I often mash and extract data using Excel. I needed a way to pull out the domain from a web address and compare it with domains from other sheets and activities. This then gives me insight into how often we do work on websites across all our projects.
Version Note: The formula below only works in versions of Excel that can read the xlsx format. Older versions of Excel (pre-2004) are limited to seven nested formulas. This equation has eight. The iserror formulas in the if statements checks for errors and displays whatever is in the A6 cell if an error occurs. If the cell is blank, it should stay blank. I simply used the blank check upfront to make the formula more efficient in processing.
Here is the formula:
=IF($A6="","",SUBSTITUTE(IF(ISERROR(FIND("https://",$A6)),SUBSTITUTE(IF(ISERROR(FIND("/",SUBSTITUTE($A6,"http://",""))),$A6,REPLACE($A6,FIND("/",SUBSTITUTE($A6,"http://",""))+7,LEN($A6)+1,"")),"http://",""),SUBSTITUTE(IF(ISERROR(FIND("/",SUBSTITUTE($A6,"https://",""))),$A6,REPLACE($A6,FIND("/",SUBSTITUTE($A6,"https://",""))+8,LEN($A6)+1,"")),"https://","")),"www.","")

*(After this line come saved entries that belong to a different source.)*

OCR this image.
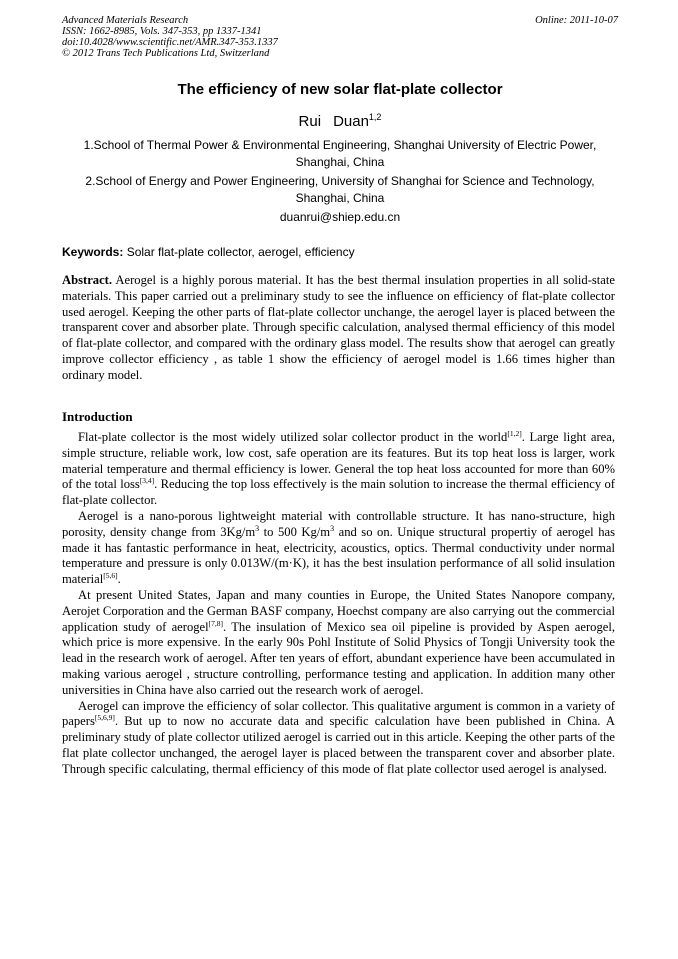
Advanced Materials Research
ISSN: 1662-8985, Vols. 347-353, pp 1337-1341
doi:10.4028/www.scientific.net/AMR.347-353.1337
© 2012 Trans Tech Publications Ltd, Switzerland
Online: 2011-10-07
The efficiency of new solar flat-plate collector
Rui Duan$^{1,2}$
1.School of Thermal Power & Environmental Engineering, Shanghai University of Electric Power, Shanghai, China
2.School of Energy and Power Engineering, University of Shanghai for Science and Technology, Shanghai, China
duanrui@shiep.edu.cn
Keywords: Solar flat-plate collector, aerogel, efficiency
Abstract. Aerogel is a highly porous material. It has the best thermal insulation properties in all solid-state materials. This paper carried out a preliminary study to see the influence on efficiency of flat-plate collector used aerogel. Keeping the other parts of flat-plate collector unchange, the aerogel layer is placed between the transparent cover and absorber plate. Through specific calculation, analysed thermal efficiency of this model of flat-plate collector, and compared with the ordinary glass model. The results show that aerogel can greatly improve collector efficiency , as table 1 show the efficiency of aerogel model is 1.66 times higher than ordinary model.
Introduction

Flat-plate collector is the most widely utilized solar collector product in the world[1,2]. Large light area, simple structure, reliable work, low cost, safe operation are its features. But its top heat loss is larger, work material temperature and thermal efficiency is lower. General the top heat loss accounted for more than 60% of the total loss[3,4]. Reducing the top loss effectively is the main solution to increase the thermal efficiency of flat-plate collector.

Aerogel is a nano-porous lightweight material with controllable structure. It has nano-structure, high porosity, density change from $3Kg/m^3$ to 500 $Kg/m^3$ and so on. Unique structural propertiy of aerogel has made it has fantastic performance in heat, electricity, acoustics, optics. Thermal conductivity under normal temperature and pressure is only 0.013W/(m·K), it has the best insulation performance of all solid insulation material[5,6].

At present United States, Japan and many counties in Europe, the United States Nanopore company, Aerojet Corporation and the German BASF company, Hoechst company are also carrying out the commercial application study of aerogel[7,8]. The insulation of Mexico sea oil pipeline is provided by Aspen aerogel, which price is more expensive. In the early 90s Pohl Institute of Solid Physics of Tongji University took the lead in the research work of aerogel. After ten years of effort, abundant experience have been accumulated in making various aerogel , structure controlling, performance testing and application. In addition many other universities in China have also carried out the research work of aerogel.

Aerogel can improve the efficiency of solar collector. This qualitative argument is common in a variety of papers[5,6,9]. But up to now no accurate data and specific calculation have been published in China. A preliminary study of plate collector utilized aerogel is carried out in this article. Keeping the other parts of the flat plate collector unchanged, the aerogel layer is placed between the transparent cover and absorber plate. Through specific calculating, thermal efficiency of this mode of flat plate collector used aerogel is analysed.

A bit complex to explain, but it considers situations where a web address uses either the secure “https” protocol or just the regular “http” and always removes the “www” from the address. The rest of it is looking for the first slash after the “http://” or “https://” and deletes everything from that slash to the end.
Here are the details for each stage:
=IF($A6="","",
// Makes sure nothing happens if nothing is in the cell
SUBSTITUTE(
// Used to delete www from the result
IF(ISERROR(FIND("https://",$A6)),
// If it doesn’t find https, then execute the function to remove everything after the domain for sites with http:// — this is needed since the s adds characters prior to the slash (important for the replace function later)
SUBSTITUTE(
// If https:// was not found, this begins the formula used to delete everything after the first slash after the http://
IF(ISERROR(FIND("/", SUBSTITUTE($A6,"http://",""))),
// If it doesn’t find a slash after the domain, then do nothing and display what’s in the cell
$A6,
// Just display what was in the cell–which should be just a domain address since there is no slash after the http
REPLACE($A6,
// This is the core function that removes everything after the domain
FIND("/", SUBSTITUTE($A6,"http://",""))
// Finds the spot/character number where the first slash is after the http://
+ 7,
// Adds the number of spaces for http so that the starting point of the replacement is correct
LEN($A6)+1,
//This finds the end of the space where text is supposed to be replaced/deleted. Added 1 to cover bases and potential spacing issues.
""
// this is what it will be replaced with…nothing.
)
// Ends the Replace function.
),
// Ends the IsError function.
"http://",""
// Once the result is determined (either after the end of the url is cut off or if it’s just a domain), delete the http:// so that just the domain shows
),
// Ends the substitute function if http:// is found.
SUBSTITUTE(
// If https:// was not found, this begins the formula used to delete everything after the first slash after the http://
IF(ISERROR(FIND("/", SUBSTITUTE($A6,"https://",""))),
// If it doesn’t find a slash after the secure domain, then do nothing and display what’s in the cell
$A6,
// Just display what was in the cell–which should be just a domain address since there is no slash after the https://
REPLACE($A6,
// This is the core function that removes everything after the secure domain
FIND("/", SUBSTITUTE($A6,"https://",""))
// Finds the spot/character number where the first slash is after the https://
+ 8,
// Adds the number of spaces for https so that the starting point of the replacement is correct
LEN($A6)+1,
//This finds the end of the space where text is supposed to be replaced/deleted. Added 1 to cover bases and potential spacing issues.
""
// this is what it will be replaced with…nothing.
)
// Ends the Replace function.
),
// Ends the IsError function.
"https://",""
// Once the result is determined (either after the end of the url is cut off or if it’s just a domain), delete the https:// so that just the domain shows
),
// Ends the substitute function if https:// is found.
),
"www.",""
// so whatever the result is, it should now just be a domain, but sometimes links have www for a site and sometimes not. So, we’ll delete the www if it’s there.
)
There are many great applications for this in search engine optimization (SEO), online marketing, publicity, analytics, web development, and many more areas where reporting and comparing data is helpful! Combine this with a VLOOKUP or SUMIF formula and you will be able to total up visits, backlinks, status, errors, and much more.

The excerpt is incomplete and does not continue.